Tudo isto se liga a algo que não é nunca demais sublinhar. A realidade social não se deixa nunca determinar com o mesmo grau de rigor, ou exactidão, que a realidade natural. Há um sem número de teorias da sociedade absolutamente fascinantes que a filosofia política e, mais recentemente, a sociologia, puseram à nossa disposição, de Platão a Hayek. Mas nenhuma, por mais iluminante que seja, nos permite determinar univocamente a realidade como um todo. Nas melhores, há aspectos da realidade social que, até então ignorados, são vistos pela primeira vez ou sob uma luz nova. Mas isso não permite nunca uma determinação exclusiva e definitiva do que faz a sociedade ser uma sociedade (e do que faz cada sociedade ser uma sociedade única, uma criação histórica irrepetível). A coisa repercute-se, naturalmente, nos nossos juízos políticos. Um sistema de juízos políticos inteira e completamente consistente é impossível – ou então é um monstro lógico. A mesma coisa vale, de resto, para os sistemas éticos. Não há sistema ético que, levado às suas últimas consequências, não comporte resultados absolutamente indesejáveis, quando não monstruosos. Para não abusar da paciência de ninguém, não dou exemplos.

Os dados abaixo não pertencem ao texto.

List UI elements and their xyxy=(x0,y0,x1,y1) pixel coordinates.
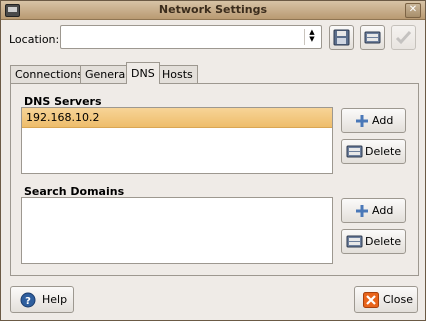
tab-hosts[interactable]: Hosts xyxy=(157,65,198,83)
help-icon: ? xyxy=(20,292,36,308)
network-settings-window: Network Settings ✕ Location: ▲ ▼ Connecti… xyxy=(0,0,426,321)
add-icon xyxy=(356,115,368,127)
location-label: Location: xyxy=(9,33,60,46)
delete-search-domain-button[interactable]: Delete xyxy=(341,229,406,254)
floppy-disk-icon xyxy=(333,29,350,46)
list-item[interactable]: 192.168.10.2 xyxy=(22,108,332,128)
window-title: Network Settings xyxy=(158,3,268,16)
delete-dns-server-button[interactable]: Delete xyxy=(341,139,406,164)
combo-arrows-icon: ▲ ▼ xyxy=(304,29,319,45)
close-button[interactable]: Close xyxy=(354,286,418,313)
dns-servers-list[interactable]: 192.168.10.2 xyxy=(21,107,333,174)
tab-dns[interactable]: DNS xyxy=(126,62,160,84)
apply-location-button[interactable] xyxy=(391,25,416,50)
checkmark-icon xyxy=(395,30,412,45)
save-location-button[interactable] xyxy=(329,25,354,50)
close-icon xyxy=(363,292,379,308)
tab-connections[interactable]: Connections xyxy=(10,65,88,83)
location-combo[interactable]: ▲ ▼ xyxy=(60,25,322,49)
add-icon xyxy=(356,205,368,217)
title-bar[interactable]: Network Settings ✕ xyxy=(1,1,425,20)
search-domains-list[interactable] xyxy=(21,197,333,264)
window-close-button[interactable]: ✕ xyxy=(405,3,421,18)
delete-location-button[interactable] xyxy=(360,25,385,50)
add-dns-server-button[interactable]: Add xyxy=(341,108,406,133)
drive-delete-icon xyxy=(346,235,363,248)
drive-delete-icon xyxy=(346,145,363,158)
help-button[interactable]: ? Help xyxy=(10,286,74,313)
drive-delete-icon xyxy=(364,31,381,44)
svg-text:?: ? xyxy=(25,296,31,307)
add-search-domain-button[interactable]: Add xyxy=(341,198,406,223)
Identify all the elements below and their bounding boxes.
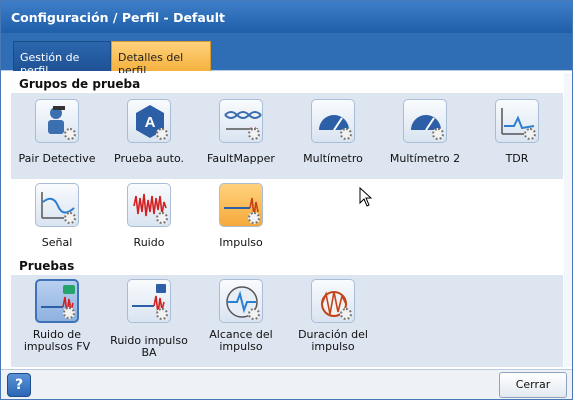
faultmapper-icon: × bbox=[219, 99, 263, 143]
group-multimeter-2[interactable]: Multímetro 2 bbox=[379, 99, 471, 165]
group-pair-detective[interactable]: Pair Detective bbox=[11, 99, 103, 165]
gear-icon bbox=[340, 308, 352, 320]
impulse-duration-icon bbox=[311, 279, 355, 323]
group-noise[interactable]: Ruido bbox=[103, 183, 195, 249]
test-label: Alcance del impulso bbox=[209, 328, 273, 353]
test-groups-heading: Grupos de prueba bbox=[19, 77, 141, 91]
tab-profile-details[interactable]: Detalles del perfil bbox=[111, 41, 211, 77]
tab-profile-management[interactable]: Gestión de perfil bbox=[13, 41, 111, 77]
wb-impulse-noise-icon bbox=[127, 279, 171, 323]
test-label: Ruido impulso BA bbox=[110, 334, 188, 359]
gear-icon bbox=[340, 128, 352, 140]
group-label: Señal bbox=[41, 236, 73, 249]
auto-test-icon: A bbox=[127, 99, 171, 143]
group-auto-test[interactable]: A Prueba auto. bbox=[103, 99, 195, 165]
noise-icon bbox=[127, 183, 171, 227]
tests-heading: Pruebas bbox=[19, 259, 75, 273]
test-impulse-reach[interactable]: Alcance del impulso bbox=[195, 279, 287, 353]
group-label: TDR bbox=[505, 152, 529, 165]
group-faultmapper[interactable]: × FaultMapper bbox=[195, 99, 287, 165]
gear-icon bbox=[524, 128, 536, 140]
vf-impulse-noise-icon bbox=[35, 279, 79, 323]
tdr-icon bbox=[495, 99, 539, 143]
help-button[interactable]: ? bbox=[7, 373, 31, 397]
gear-icon bbox=[156, 212, 168, 224]
group-signal[interactable]: Señal bbox=[11, 183, 103, 249]
group-multimeter[interactable]: Multímetro bbox=[287, 99, 379, 165]
gear-icon bbox=[64, 128, 76, 140]
test-impulse-duration[interactable]: Duración del impulso bbox=[287, 279, 379, 353]
pair-detective-icon bbox=[35, 99, 79, 143]
gear-icon bbox=[248, 128, 260, 140]
gear-icon bbox=[156, 128, 168, 140]
impulse-reach-icon bbox=[219, 279, 263, 323]
signal-icon bbox=[35, 183, 79, 227]
test-wb-impulse-noise[interactable]: Ruido impulso BA bbox=[103, 279, 195, 359]
close-button[interactable]: Cerrar bbox=[499, 372, 567, 398]
group-label: Pair Detective bbox=[18, 152, 96, 165]
mouse-cursor-icon bbox=[359, 187, 373, 207]
group-label: Multímetro bbox=[303, 152, 363, 165]
group-impulse[interactable]: Impulso bbox=[195, 183, 287, 249]
gear-icon bbox=[156, 308, 168, 320]
profile-details-panel: Grupos de prueba Pair Detective A Prueba… bbox=[11, 73, 563, 367]
gear-icon bbox=[248, 308, 260, 320]
test-label: Duración del impulso bbox=[298, 328, 368, 353]
bottom-bar: ? Cerrar bbox=[1, 369, 572, 399]
gear-icon bbox=[64, 212, 76, 224]
profile-config-window: Configuración / Perfil - Default Gestión… bbox=[0, 0, 573, 400]
gear-icon bbox=[432, 128, 444, 140]
group-label: FaultMapper bbox=[207, 152, 275, 165]
test-vf-impulse-noise[interactable]: Ruido de impulsos FV bbox=[11, 279, 103, 353]
impulse-icon bbox=[219, 183, 263, 227]
svg-text:A: A bbox=[145, 114, 156, 131]
multimeter-2-icon bbox=[403, 99, 447, 143]
gear-icon bbox=[63, 307, 75, 319]
multimeter-icon bbox=[311, 99, 355, 143]
vertical-scrollbar[interactable] bbox=[564, 73, 572, 367]
tab-strip: Gestión de perfil Detalles del perfil bbox=[1, 33, 572, 77]
group-label: Prueba auto. bbox=[114, 152, 184, 165]
group-label: Ruido bbox=[133, 236, 165, 249]
test-label: Ruido de impulsos FV bbox=[23, 328, 91, 353]
group-tdr[interactable]: TDR bbox=[471, 99, 563, 165]
group-label: Impulso bbox=[219, 236, 263, 249]
group-label: Multímetro 2 bbox=[389, 152, 461, 165]
gear-icon bbox=[248, 212, 260, 224]
window-title: Configuración / Perfil - Default bbox=[1, 1, 572, 33]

Aconselha-se, portanto, em matérias éticas e políticas, espaço para alguma inconsistência. O que nos convida a ler ou a reler um pequeno ensaio que o filósofo polaco Leszek Kolakowski, emigrado em Inglaterra por ser perseguido pelas autoridades comunistas do seu país, intitulou “Como ser socialista – conservador – liberal”. Não interessa aqui o modo como Kolakowski caracteriza cada uma dessas atitudes políticas nem a forma como concebe a sua eventual harmonização. Interessa, sim, a insistência na necessidade de uma certa inconsistência (tema de um seu outro ensaio) em matéria política, uma inconsistência ditada pela própria natureza da nossa vida em sociedade, cuja indeterminação deveria, entre outras coisas, imediatamente mostrar a aberração (utilizo propositadamente uma expressão forte) da oposição público/privado tal como é usualmente concebida. Nenhuma posição política que não albergue explicitamente algum espaço para a inconsistência merece ser seriamente considerada. E isso porque necessariamente falha as condições para poder pensar a sociedade tal como ela realmente existe.

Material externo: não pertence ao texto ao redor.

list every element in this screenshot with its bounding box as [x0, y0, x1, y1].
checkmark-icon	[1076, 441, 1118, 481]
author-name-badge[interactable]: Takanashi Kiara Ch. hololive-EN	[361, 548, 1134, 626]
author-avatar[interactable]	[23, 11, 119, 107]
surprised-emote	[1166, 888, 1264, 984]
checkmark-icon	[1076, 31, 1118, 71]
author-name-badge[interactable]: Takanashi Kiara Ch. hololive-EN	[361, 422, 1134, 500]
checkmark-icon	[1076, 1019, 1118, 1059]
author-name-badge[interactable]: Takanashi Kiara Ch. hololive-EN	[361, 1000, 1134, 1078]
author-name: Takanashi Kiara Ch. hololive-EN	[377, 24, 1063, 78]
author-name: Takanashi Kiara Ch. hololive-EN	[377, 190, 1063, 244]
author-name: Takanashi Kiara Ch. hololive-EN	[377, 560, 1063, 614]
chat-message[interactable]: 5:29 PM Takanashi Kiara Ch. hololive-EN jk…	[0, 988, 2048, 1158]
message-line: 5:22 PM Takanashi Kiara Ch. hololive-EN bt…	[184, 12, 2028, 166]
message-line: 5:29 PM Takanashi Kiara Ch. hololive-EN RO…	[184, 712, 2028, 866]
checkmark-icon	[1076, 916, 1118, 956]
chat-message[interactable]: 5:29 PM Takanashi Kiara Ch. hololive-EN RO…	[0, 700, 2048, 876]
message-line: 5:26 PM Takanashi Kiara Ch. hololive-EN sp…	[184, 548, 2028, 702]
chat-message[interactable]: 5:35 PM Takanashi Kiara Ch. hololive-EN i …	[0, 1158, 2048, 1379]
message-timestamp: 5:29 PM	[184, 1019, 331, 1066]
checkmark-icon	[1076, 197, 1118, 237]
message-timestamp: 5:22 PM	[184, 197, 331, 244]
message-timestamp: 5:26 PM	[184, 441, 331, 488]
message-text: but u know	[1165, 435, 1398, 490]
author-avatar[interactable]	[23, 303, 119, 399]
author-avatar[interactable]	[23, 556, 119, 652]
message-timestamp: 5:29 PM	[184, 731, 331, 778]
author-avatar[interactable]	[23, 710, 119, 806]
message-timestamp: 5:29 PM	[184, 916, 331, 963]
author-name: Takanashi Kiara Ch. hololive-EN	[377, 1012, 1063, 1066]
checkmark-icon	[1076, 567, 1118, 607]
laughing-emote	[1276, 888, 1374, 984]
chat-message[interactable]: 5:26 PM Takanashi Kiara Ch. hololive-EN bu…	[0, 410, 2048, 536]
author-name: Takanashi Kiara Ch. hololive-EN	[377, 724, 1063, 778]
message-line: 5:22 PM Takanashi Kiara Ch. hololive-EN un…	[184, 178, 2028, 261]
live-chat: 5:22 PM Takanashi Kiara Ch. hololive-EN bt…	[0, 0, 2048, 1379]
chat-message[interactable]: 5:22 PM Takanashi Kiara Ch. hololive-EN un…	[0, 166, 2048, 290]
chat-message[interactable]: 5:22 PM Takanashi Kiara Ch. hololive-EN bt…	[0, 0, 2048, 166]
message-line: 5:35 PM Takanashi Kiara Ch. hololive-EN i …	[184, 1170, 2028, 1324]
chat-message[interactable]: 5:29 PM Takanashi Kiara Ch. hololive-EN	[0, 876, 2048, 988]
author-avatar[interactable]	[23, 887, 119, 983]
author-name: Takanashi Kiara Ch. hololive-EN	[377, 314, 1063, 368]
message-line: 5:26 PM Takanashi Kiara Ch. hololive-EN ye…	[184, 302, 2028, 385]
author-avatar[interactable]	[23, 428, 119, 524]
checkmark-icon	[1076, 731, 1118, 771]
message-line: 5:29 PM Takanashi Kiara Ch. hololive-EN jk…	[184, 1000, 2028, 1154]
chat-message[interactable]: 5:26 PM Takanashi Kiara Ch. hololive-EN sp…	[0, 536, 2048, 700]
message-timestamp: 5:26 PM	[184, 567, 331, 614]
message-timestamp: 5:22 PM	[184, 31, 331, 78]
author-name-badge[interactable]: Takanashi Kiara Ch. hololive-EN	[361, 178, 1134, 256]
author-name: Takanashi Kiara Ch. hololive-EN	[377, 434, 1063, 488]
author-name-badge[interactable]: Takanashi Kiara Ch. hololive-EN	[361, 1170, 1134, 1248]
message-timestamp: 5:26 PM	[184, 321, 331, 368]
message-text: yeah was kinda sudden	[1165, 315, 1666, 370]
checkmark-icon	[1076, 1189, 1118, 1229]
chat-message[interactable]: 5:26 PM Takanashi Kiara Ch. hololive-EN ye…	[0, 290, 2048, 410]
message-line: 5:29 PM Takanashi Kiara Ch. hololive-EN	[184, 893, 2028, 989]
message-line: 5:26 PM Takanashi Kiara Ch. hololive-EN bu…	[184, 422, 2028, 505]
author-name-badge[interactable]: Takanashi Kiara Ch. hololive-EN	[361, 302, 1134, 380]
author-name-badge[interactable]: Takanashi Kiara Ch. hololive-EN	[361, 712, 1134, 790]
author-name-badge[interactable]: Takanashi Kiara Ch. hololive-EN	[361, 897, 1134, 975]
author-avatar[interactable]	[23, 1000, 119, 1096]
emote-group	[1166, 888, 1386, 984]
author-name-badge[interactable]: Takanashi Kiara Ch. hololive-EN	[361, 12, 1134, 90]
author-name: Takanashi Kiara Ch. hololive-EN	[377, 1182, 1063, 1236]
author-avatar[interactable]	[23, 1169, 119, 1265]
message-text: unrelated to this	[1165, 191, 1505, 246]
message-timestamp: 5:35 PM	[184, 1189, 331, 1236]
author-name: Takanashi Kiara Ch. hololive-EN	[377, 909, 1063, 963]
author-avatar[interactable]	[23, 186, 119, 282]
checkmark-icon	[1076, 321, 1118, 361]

Como muita gente, acontece-me pensar como seria o partido ideal em que me apeteceria votar. Seria, sem dúvida, um partido reactivo, no sentido que primeiro apontei, e seria igualmente um partido que não fizesse da consistência doutrinária um ponto de honra inflexível. Seria certamente um partido de convicções, no sentido em que as convicções representam a possibilidade de um meio-termo entre a reactividade e a afirmação, o que nos protege da recusa absoluta e do sonho arbitrário e nos permite aquela dose mínima de optimismo sem a qual não é possível viver em sociedade sentindo-nos parte integrante dela. Poucas convicções bastam. Quando as convicções se multiplicam é muito mau sinal. Nenhuma cabeça normal tem espaço legítimo para muitas. A partir da terceira, o mais provável é estar-se a mentir.

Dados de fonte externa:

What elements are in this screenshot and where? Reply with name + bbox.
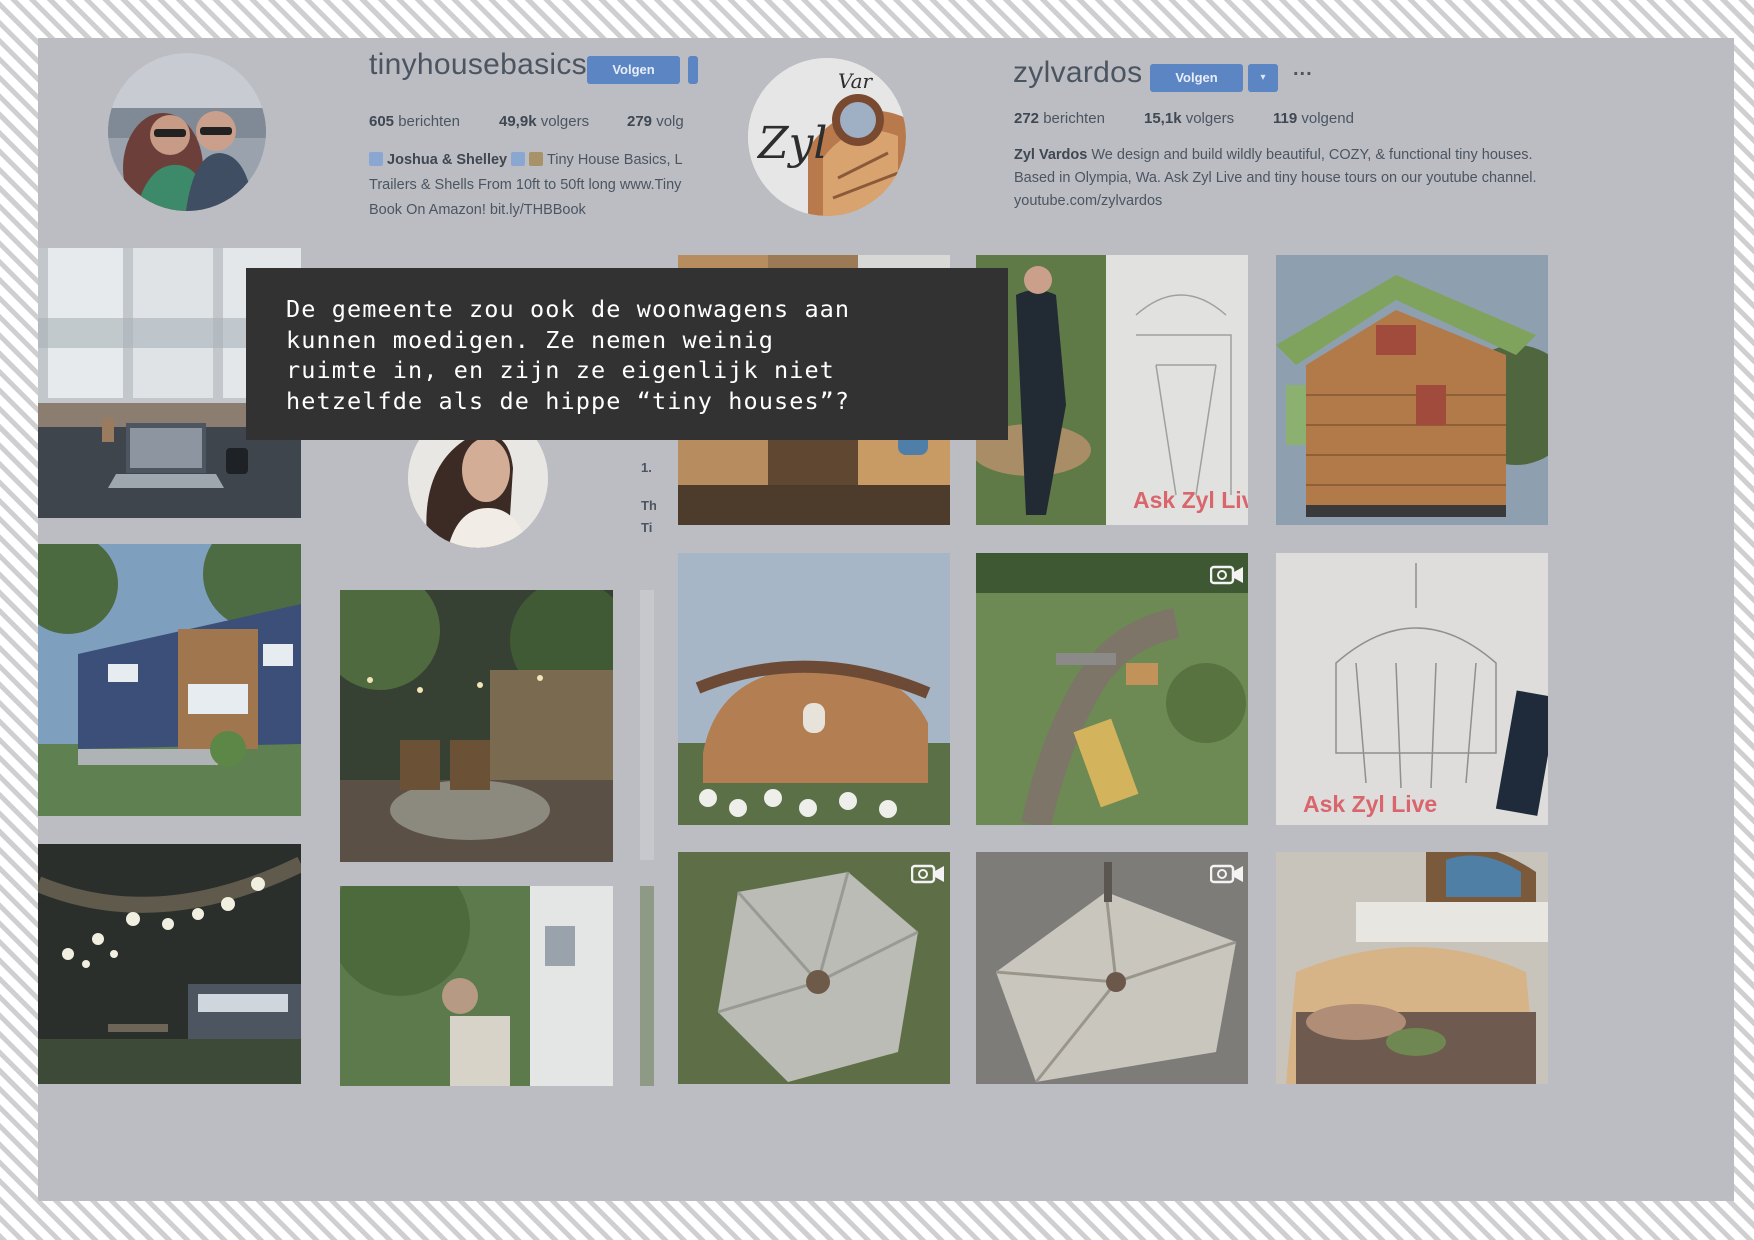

Incidentalmente, seria um partido que não se reconheceria no estilo das próximas celebrações do 25 de Abril e que não se inibiria em apontar o medo que elas suscitam. O medo que o facciosismo bem instalado provoca junto daqueles que não se encontram no poder ou não são dotados da dose conveniente de cinismo e cobardia (o mais das vezes as coisas confundem-se) para com ele manterem a melhor das relações.